Lt. Col. Milo E. Rowell (July 25, 1903 – October 7, 1977) was an American lawyer and Army officer best known for his role in drafting the Constitution of Japan.

Born in Fresno, California, Rowell graduated from Stanford University and Harvard Law School, and returned to Fresno in 1926 to open a private law practice there. He enlisted in the Army in 1943, where he studied occupation administration and also commanded troops in the Philippines.

Following Japan's surrender in 1945, Rowell moved to Tokyo and joined the occupation authority under Douglas MacArthur as Chief of Judicial Affairs. In this capacity, he worked with Brig. Gen. Courtney Whitney to prepare a draft constitution for the Diet of Japan to approve. Rowell extensively analyzed the existing Meiji Constitution, balancing it with the demands of Japanese lawyers to form a draft that was acceptable to both the Japanese government and the GHQ.

Rowell donated his papers to the University of Tokyo in 1965. They now serve as one of the key legislative history sources in Japanese constitutional law.

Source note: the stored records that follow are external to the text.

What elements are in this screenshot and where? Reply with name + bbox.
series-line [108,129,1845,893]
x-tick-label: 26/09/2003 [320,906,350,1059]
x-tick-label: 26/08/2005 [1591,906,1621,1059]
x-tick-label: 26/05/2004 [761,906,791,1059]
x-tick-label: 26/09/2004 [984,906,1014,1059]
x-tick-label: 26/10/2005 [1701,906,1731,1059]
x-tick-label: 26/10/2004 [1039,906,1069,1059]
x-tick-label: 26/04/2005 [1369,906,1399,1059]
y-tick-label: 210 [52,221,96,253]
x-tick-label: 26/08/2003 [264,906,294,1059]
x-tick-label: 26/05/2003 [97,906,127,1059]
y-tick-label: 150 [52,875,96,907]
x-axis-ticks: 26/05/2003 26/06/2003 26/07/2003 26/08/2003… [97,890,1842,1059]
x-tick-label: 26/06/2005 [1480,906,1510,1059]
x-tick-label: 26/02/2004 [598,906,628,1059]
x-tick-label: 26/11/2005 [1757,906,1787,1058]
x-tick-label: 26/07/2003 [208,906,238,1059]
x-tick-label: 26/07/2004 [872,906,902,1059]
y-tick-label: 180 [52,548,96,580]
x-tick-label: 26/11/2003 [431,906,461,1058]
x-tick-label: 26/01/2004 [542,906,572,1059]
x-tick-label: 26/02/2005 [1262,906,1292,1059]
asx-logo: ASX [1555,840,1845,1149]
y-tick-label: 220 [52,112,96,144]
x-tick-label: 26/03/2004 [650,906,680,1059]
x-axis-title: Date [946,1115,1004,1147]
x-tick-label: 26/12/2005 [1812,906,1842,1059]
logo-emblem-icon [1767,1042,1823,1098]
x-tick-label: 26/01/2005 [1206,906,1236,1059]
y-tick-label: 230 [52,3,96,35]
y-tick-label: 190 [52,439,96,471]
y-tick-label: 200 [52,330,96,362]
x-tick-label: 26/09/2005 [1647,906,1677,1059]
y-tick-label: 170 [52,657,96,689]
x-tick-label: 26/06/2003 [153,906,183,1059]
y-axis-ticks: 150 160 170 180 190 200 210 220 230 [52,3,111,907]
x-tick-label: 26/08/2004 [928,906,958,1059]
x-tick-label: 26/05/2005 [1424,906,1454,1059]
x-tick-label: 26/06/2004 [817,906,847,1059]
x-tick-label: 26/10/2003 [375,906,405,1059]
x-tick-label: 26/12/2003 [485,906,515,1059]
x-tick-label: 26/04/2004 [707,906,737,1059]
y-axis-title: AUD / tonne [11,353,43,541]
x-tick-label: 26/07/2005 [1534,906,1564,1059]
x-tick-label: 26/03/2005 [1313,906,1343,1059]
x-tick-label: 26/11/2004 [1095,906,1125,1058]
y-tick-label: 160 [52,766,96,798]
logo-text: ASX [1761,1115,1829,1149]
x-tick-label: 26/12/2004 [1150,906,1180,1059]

Later in life, Rowell supported establishment of a medical school in his home town of Fresno. This led to the establishment of the University of California San Francisco School of Medicine's Fresno-Central San Joaquin Valley Medical Education Program. In 1981 the auditorium of the new Medical Education Building on the campus of Fresno's VA Medical Center was named in Rowell's honor.